It’s also speaks directly to the ex-industrial periphery, places far from Westminster that are today setting its agenda. It’s impossible to understand these places without reference to de-industrialisation. Yet this is a phrase rarely heard in Westminster, with politicians preferring abstract notions like  “growth” or “instability”. 

It’s such a common story: a town, village or estate built to serve local industry, often coal mining, shipbuilding or steel making. Over time, this industry failed to be protected in the face of rising global competition and rapidly shed jobs that were never replaced. Residents’ lives were scarred for generations, robbing them of dignity and purpose. This is such a compelling, clear narrative – one that gets to the heart of everyday life for millions in this country. 

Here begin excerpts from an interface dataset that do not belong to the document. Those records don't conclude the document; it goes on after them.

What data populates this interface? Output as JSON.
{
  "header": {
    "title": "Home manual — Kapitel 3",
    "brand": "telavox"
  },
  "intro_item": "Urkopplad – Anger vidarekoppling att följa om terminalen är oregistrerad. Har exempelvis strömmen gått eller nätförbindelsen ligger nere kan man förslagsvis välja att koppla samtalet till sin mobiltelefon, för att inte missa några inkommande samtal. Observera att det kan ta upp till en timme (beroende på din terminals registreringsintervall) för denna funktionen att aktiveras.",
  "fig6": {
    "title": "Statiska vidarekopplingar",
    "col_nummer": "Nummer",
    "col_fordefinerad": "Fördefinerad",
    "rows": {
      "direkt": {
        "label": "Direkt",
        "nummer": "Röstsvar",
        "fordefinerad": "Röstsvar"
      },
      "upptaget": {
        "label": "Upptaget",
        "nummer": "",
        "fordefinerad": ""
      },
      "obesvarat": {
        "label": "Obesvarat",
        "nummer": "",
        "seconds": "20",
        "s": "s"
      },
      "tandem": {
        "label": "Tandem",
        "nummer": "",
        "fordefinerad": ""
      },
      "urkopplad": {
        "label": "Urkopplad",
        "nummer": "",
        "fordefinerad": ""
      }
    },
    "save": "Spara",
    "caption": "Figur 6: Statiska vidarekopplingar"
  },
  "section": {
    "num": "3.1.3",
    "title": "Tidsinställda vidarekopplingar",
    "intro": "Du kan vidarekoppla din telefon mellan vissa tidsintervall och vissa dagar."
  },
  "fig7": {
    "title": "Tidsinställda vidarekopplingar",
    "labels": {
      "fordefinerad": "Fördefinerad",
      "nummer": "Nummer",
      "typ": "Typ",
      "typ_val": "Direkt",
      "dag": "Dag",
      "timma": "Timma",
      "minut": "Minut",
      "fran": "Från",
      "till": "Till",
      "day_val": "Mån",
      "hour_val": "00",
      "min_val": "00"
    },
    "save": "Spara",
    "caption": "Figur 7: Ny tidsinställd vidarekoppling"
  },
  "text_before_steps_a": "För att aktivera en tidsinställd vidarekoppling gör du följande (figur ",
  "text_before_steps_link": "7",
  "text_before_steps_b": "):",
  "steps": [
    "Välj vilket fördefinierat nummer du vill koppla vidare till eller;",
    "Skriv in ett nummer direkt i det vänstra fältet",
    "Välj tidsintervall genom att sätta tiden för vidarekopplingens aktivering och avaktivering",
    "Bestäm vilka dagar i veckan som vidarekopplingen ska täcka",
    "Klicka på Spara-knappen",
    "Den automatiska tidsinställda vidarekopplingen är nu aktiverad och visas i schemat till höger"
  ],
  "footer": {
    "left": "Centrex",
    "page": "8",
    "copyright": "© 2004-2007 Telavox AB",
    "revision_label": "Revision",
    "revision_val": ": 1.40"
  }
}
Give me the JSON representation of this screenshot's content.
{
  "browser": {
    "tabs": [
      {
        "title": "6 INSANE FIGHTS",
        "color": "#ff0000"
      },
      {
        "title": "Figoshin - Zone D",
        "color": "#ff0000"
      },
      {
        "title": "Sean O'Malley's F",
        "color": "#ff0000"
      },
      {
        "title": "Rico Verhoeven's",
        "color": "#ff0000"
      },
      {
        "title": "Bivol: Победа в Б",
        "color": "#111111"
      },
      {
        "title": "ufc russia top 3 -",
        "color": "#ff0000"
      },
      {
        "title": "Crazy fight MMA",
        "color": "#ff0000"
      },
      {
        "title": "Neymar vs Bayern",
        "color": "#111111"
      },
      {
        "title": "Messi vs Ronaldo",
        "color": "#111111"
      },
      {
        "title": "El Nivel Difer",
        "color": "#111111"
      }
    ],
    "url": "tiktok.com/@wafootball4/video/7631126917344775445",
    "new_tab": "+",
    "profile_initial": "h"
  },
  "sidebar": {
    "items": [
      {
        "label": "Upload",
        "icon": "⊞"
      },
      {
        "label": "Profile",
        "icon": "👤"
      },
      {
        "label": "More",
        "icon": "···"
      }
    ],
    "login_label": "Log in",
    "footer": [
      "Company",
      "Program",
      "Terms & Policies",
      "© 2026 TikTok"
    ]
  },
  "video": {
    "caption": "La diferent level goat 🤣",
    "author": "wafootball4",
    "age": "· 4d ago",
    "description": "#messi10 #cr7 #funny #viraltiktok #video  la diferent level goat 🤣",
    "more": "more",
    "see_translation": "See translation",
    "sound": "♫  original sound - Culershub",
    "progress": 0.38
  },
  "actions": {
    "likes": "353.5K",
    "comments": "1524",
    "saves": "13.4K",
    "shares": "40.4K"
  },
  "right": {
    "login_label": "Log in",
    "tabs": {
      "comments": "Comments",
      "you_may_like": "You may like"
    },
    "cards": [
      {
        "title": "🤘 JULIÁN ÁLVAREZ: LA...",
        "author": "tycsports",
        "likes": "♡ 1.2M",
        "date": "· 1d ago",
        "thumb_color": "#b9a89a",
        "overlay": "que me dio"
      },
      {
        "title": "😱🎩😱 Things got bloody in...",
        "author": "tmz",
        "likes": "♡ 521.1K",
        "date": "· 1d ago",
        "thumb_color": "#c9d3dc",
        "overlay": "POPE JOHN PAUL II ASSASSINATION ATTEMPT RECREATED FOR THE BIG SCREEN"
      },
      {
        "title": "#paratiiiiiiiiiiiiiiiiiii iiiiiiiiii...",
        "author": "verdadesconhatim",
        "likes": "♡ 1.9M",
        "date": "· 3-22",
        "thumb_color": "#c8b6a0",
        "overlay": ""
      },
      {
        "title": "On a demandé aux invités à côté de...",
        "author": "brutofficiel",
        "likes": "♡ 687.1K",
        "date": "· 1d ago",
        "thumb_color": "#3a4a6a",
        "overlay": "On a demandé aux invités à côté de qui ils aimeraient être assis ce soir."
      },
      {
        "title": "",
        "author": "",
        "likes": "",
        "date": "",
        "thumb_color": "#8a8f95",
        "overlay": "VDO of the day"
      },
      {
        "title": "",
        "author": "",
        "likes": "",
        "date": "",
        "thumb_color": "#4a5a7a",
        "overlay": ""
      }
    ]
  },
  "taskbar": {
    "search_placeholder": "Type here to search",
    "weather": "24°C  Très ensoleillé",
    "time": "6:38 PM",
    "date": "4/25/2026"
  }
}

At times this year, Farage has attempted to directly channel that energy. Visiting Port Talbot in Wales, he called for the return of blast furnaces. Visiting Scunthorpe, he called for the nationalisation of British Steel. Yet he is now crab walking away from re-industrialisation, recently calling for greater de-regulation in the City of London. This presents enormous space for the government at a time when the party is still figuring out how to land a punch on Reform. Indeed, it is space recently occupied by Labour itself. In Opposition, the Chancellor made a passionate case to “Buy British” under the banner of her “Buy, Make, Sell” agenda. This politics of production must be revisited, before Farage recognises the error of his Thatcherite U-turn. The Budget tomorrow would be a good place to start.